Für die meisten KMU beginnt die Arbeit mit einem Inventar: welche KI-Tools genutzt werden, welche Daten hineingehen, ob das Unternehmen Anbieter oder Betreiber ist, ob der Use Case Hochrisiko ist und welche Hinweise oder menschliche Prüfung nötig sind.
Wo es wehtut
Der EU AI Act tut weh, wenn ein nützlicher KI-Pilot still Teil von Hiring, Kredit, Kundeneignung, Bildung, Sicherheit oder einem anderen folgenreichen Workflow wird. Risikoklassifizierung, Logging und menschliche Aufsicht nach dem Launch zu rekonstruieren kostet mehr, als die Leitplanken vor Release zu bauen.
Was zu prüfen ist
- Ist das System verboten, Hochrisiko, begrenztes Risiko oder minimales Risiko nach der Verordnung?

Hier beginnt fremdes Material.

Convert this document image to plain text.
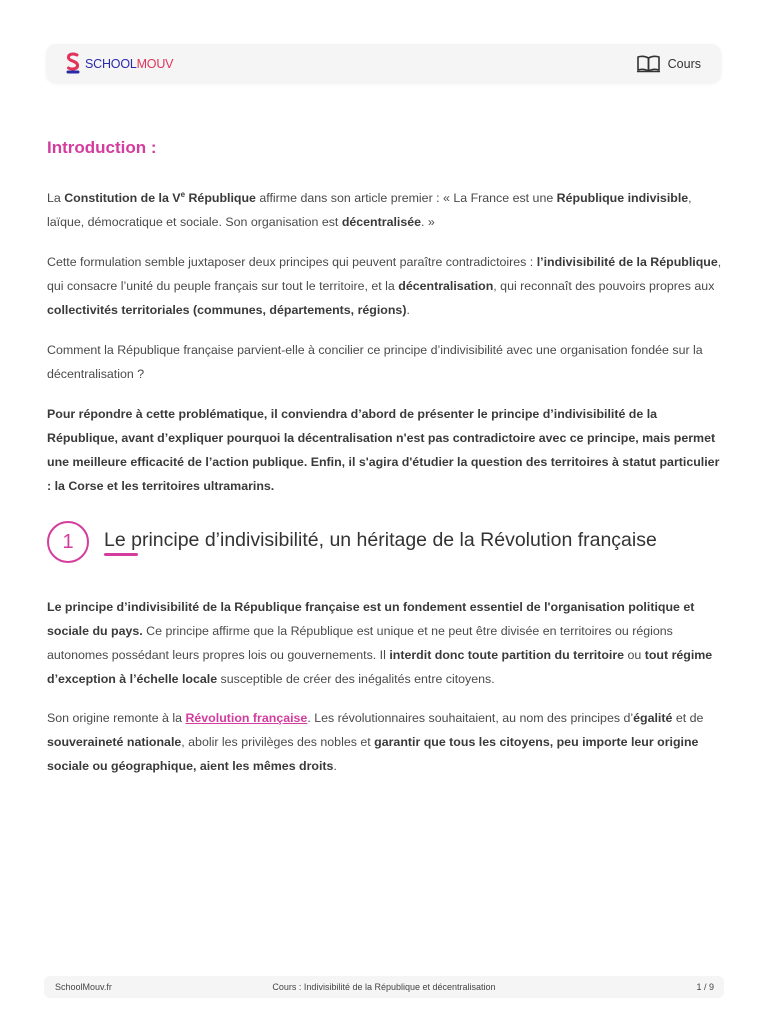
SCHOOLMOUV	Cours
Introduction :

La Constitution de la Ve République affirme dans son article premier : « La France est une République indivisible, laïque, démocratique et sociale. Son organisation est décentralisée. »

Cette formulation semble juxtaposer deux principes qui peuvent paraître contradictoires : l’indivisibilité de la République, qui consacre l’unité du peuple français sur tout le territoire, et la décentralisation, qui reconnaît des pouvoirs propres aux collectivités territoriales (communes, départements, régions).

Comment la République française parvient-elle à concilier ce principe d’indivisibilité avec une organisation fondée sur la décentralisation ?

Pour répondre à cette problématique, il conviendra d’abord de présenter le principe d’indivisibilité de la République, avant d’expliquer pourquoi la décentralisation n'est pas contradictoire avec ce principe, mais permet une meilleure efficacité de l’action publique. Enfin, il s'agira d'étudier la question des territoires à statut particulier : la Corse et les territoires ultramarins.

1	Le principe d’indivisibilité, un héritage de la Révolution française

Le principe d’indivisibilité de la République française est un fondement essentiel de l'organisation politique et sociale du pays. Ce principe affirme que la République est unique et ne peut être divisée en territoires ou régions autonomes possédant leurs propres lois ou gouvernements. Il interdit donc toute partition du territoire ou tout régime d’exception à l’échelle locale susceptible de créer des inégalités entre citoyens.

Son origine remonte à la Révolution française. Les révolutionnaires souhaitaient, au nom des principes d’égalité et de souveraineté nationale, abolir les privilèges des nobles et garantir que tous les citoyens, peu importe leur origine sociale ou géographique, aient les mêmes droits.

SchoolMouv.fr	Cours : Indivisibilité de la République et décentralisation	1 / 9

- Sind Sie Anbieter, Betreiber, Importeur, Händler oder nur Endnutzer des KI-Systems?
- Wo sind Nutzerhinweis, menschliche Prüfung, Logging, Datenschutz und Beschwerdeweg dokumentiert?
Häufige Fragen
Was ist der EU AI Act?
Der EU AI Act ist die EU-Verordnung, die KI-Systeme nach Risiko klassifiziert und Pflichten für verbotene, Hochrisiko-, begrenzte Risiko- und General-Purpose-KI-Systeme festlegt.
Macht uns ChatGPT-Nutzung zum KI-Anbieter?
In der Regel nein. Die meisten Unternehmen, die kommerzielle KI-Tools nutzen, sind Betreiber oder Nutzer, nicht Modellanbieter. Die Pflicht hängt trotzdem vom Use Case, den Daten und der Wirkung auf echte Entscheidungen ab.
Was sollten Sie beim EU AI Act zuerst prüfen?
Starten Sie mit einem KI-System-Inventar, Risikoklassifizierung je Use Case, Anbieter- oder Betreiberrolle, Transparenzhinweisen, menschlicher Aufsicht, DSGVO-Rechtsgrundlage und aktueller Umsetzungsfrist.